Mereka juga menolak iming-iming kompensasi. Mayoritas warga di Teluk Limau
adalah nelayan. Beberapa tahun terakhir banyak di antara mereka yang beralih
profesi menjadi penambang inkonvensional atau tambang rakyat.
”Namun, kami kan hanya kecil-kecilan mengambil timah. Paling 7-10 kilogram
tiap hari,” jelas Zainal.
*Sulit terpulihkan*
Penurunan volume ikan yang ditangkap nelayan merupakan dampak dari
kehancuran terumbu karang di perairan laut Bangka akibat maraknya
penambangan timah. Penambangan itu menggunakan kapal yang menyedot pasir
yang berpotensi timah dari dasar laut. Setelah tertampung di kapal dan
dipisahkan dari timah, limbah air dan pasir dibuang lagi ke laut.
Pola penambangan seperti itu, menurut Sekretaris Eksekutif Coral Reef
Rehabilitation and Management Program (Coremap) Jamaludin Jompa, membuat
terumbu karang tertutupi partikel partikel sedimen. Jika kegiatan itu
terus-menerus dilakukan, terumbu karang otomatis mengalami pengurangan
penetrasi cahaya matahari dan terbentuknya substrat yang labil sehingga
menyulitkan berkembang, bahkan hanya menimbulkan kematian massal.
Saat yang sama karang akan ditumbuhi oleh makro alga yang akan melekat
dengan kuat sehingga menyulitkan karang baru untuk berkembang. Kelimpahan
makro alga bisa menyebabkan rusaknya keseimbangan ekosistem laut, termasuk
rantai makanan yang akhirnya secara permanen merusak ekosistem terumbu
karang.
”Terumbu karang merupakan habitat semua jenis ikan. Tanpa itu, ikan dan
berbagai biota laut lainnya takkan dapat berkembang sehingga menyulitkan
pemulihan fungsi ekologis di perairan tersebut,” tegas guru besar terumbu
karang dari Universitas Hasanuddin Makassar tersebut.

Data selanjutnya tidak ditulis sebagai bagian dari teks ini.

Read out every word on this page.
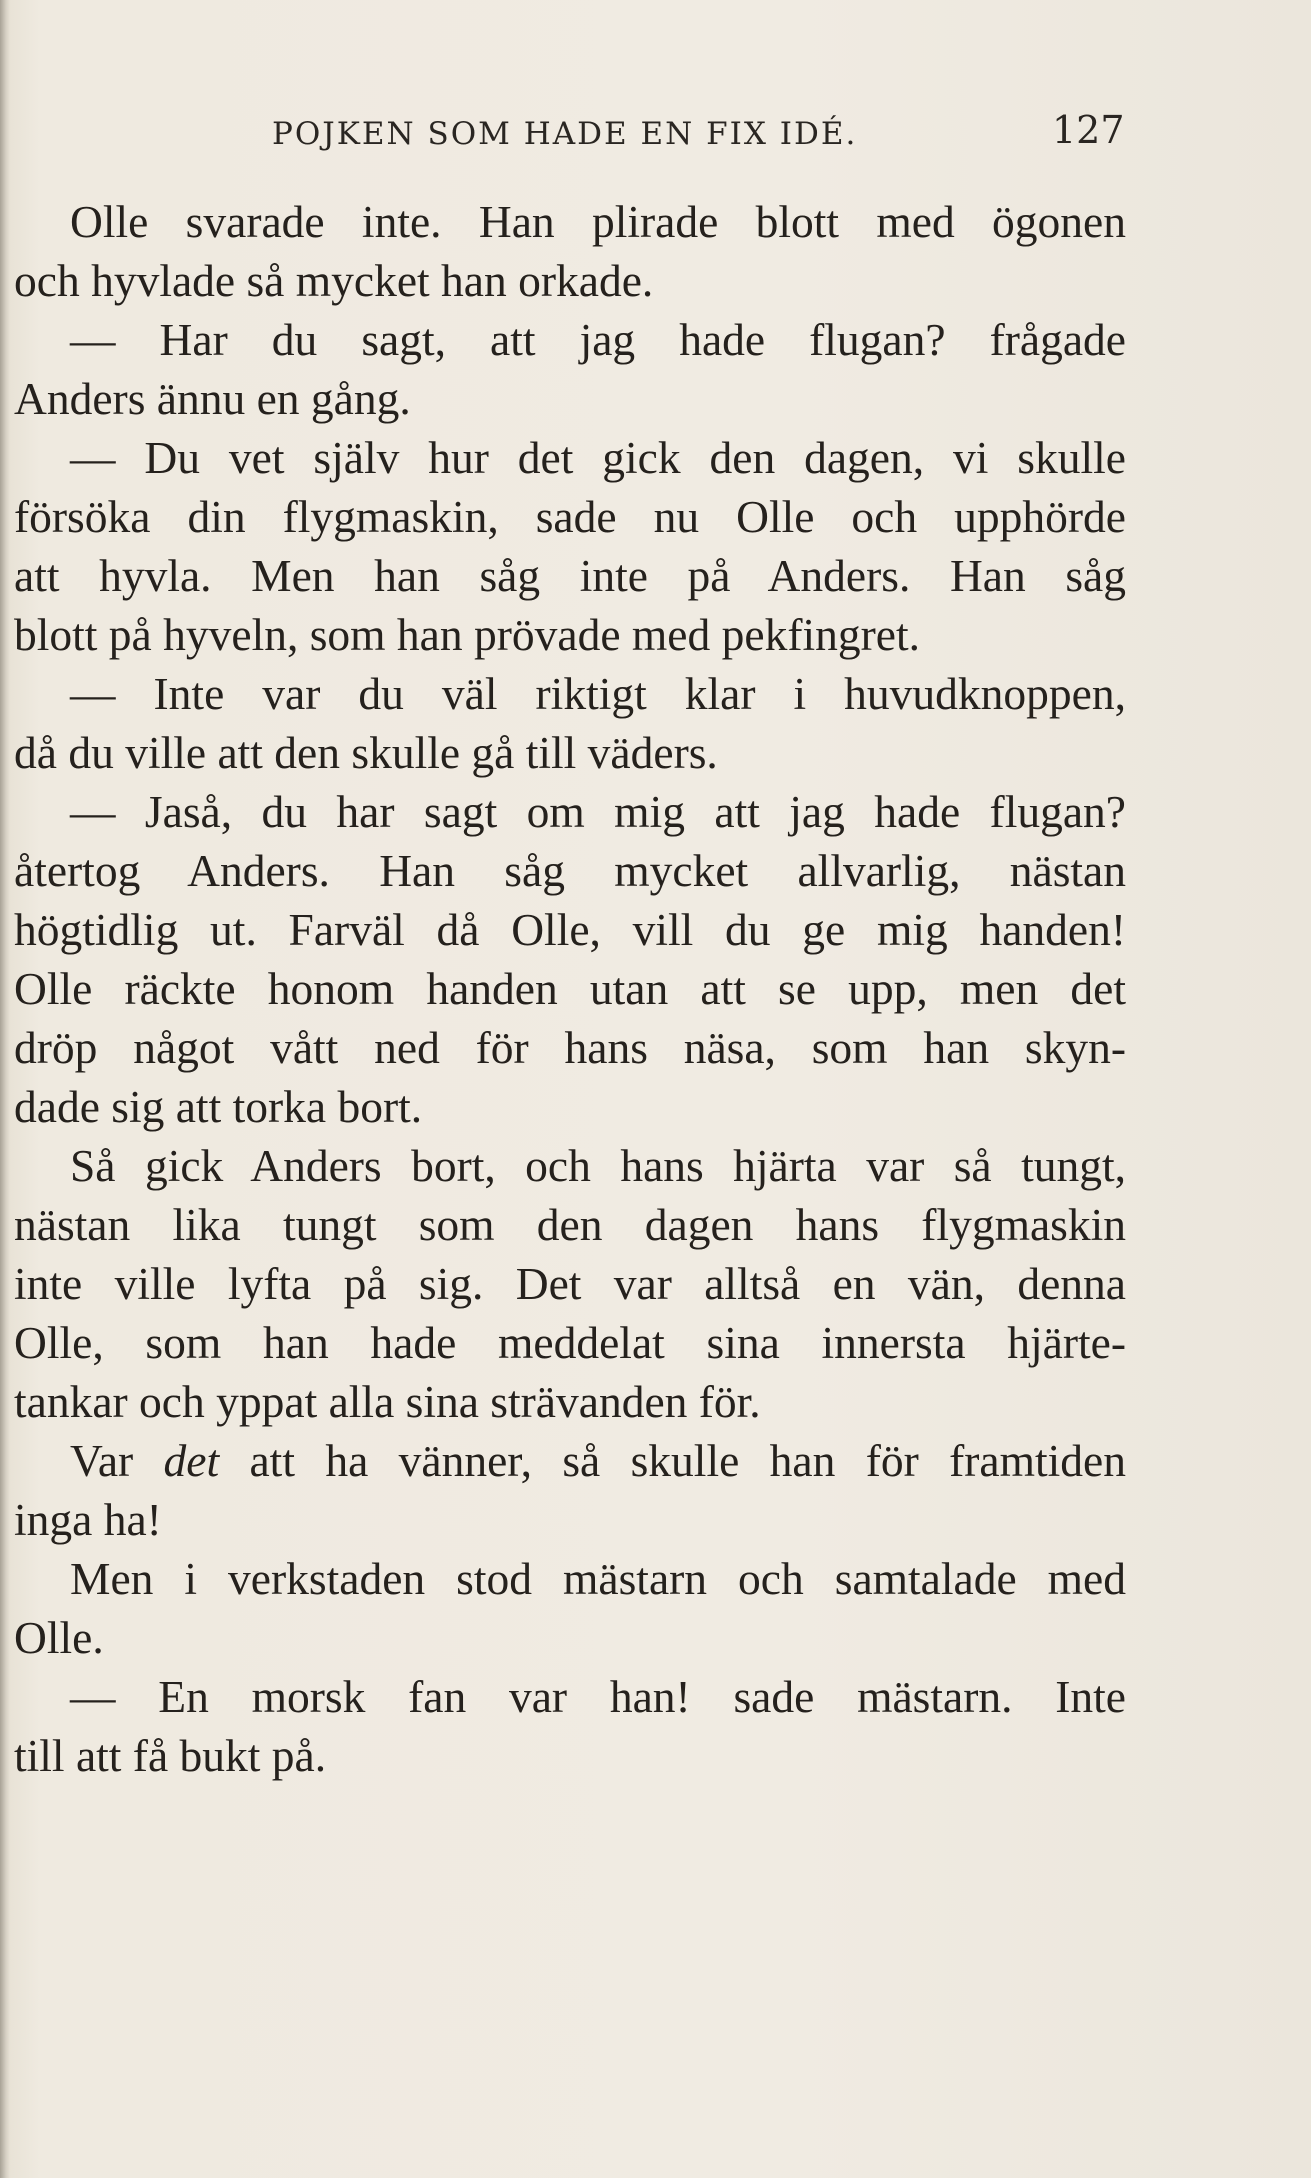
POJKEN SOM HADE EN FIX IDÉ.	127
Olle svarade inte. Han plirade blott med ögonen
och hyvlade så mycket han orkade.
— Har du sagt, att jag hade flugan? frågade
Anders ännu en gång.
— Du vet själv hur det gick den dagen, vi skulle
försöka din flygmaskin, sade nu Olle och upphörde
att hyvla. Men han såg inte på Anders. Han såg
blott på hyveln, som han prövade med pekfingret.
— Inte var du väl riktigt klar i huvudknoppen,
då du ville att den skulle gå till väders.
— Jaså, du har sagt om mig att jag hade flugan?
återtog Anders. Han såg mycket allvarlig, nästan
högtidlig ut. Farväl då Olle, vill du ge mig handen!
Olle räckte honom handen utan att se upp, men det
dröp något vått ned för hans näsa, som han skyn-
dade sig att torka bort.
Så gick Anders bort, och hans hjärta var så tungt,
nästan lika tungt som den dagen hans flygmaskin
inte ville lyfta på sig. Det var alltså en vän, denna
Olle, som han hade meddelat sina innersta hjärte-
tankar och yppat alla sina strävanden för.
Var det att ha vänner, så skulle han för framtiden
inga ha!
Men i verkstaden stod mästarn och samtalade med
Olle.
— En morsk fan var han! sade mästarn. Inte
till att få bukt på.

”Pengalaman selama ini, terumbu karang yang rusak akibat sedimentasi
cenderung sulit terpulihkan kembali. Kalaupun bisa, dibutuhkan waktu minimal
40 tahun. Hal itu selalu diabaikan para investor sebab mereka lebih
mengutamakan kepentingan bisnis dalam jangka pendek,” uja Jamaludin.
*Pengkajian*
Untuk itu, dia mengajurkan pemerintah segera melakukan pengkajian yang
menyeluruh penambangan timah di perairan Kepulauan Bangka Belitung. Dalam
pengkajian itu patut dihitung dampak dari aktivitas tersebut bagi warga
setempat pada 20 sampai 30 tahun mendatang.
”Jika kerugian yang akan diderita masyarakat dalam jangka pendek maupun
panjang jauh lebih besar, pemerintah harus berani membuat keputusan untuk
menghentikan total penambangan timah di laut, lalu mulai melakukan pemulihan
terumbu karang. Gubernur dan bupati hendaknya jangan hanya mengutamakan
kepentingan pendapatan daerah saat dirinya menjabat, lalu mengabaikan
kerugian yang akan diderita masyarakat di masa depan,” kata Jamaludin.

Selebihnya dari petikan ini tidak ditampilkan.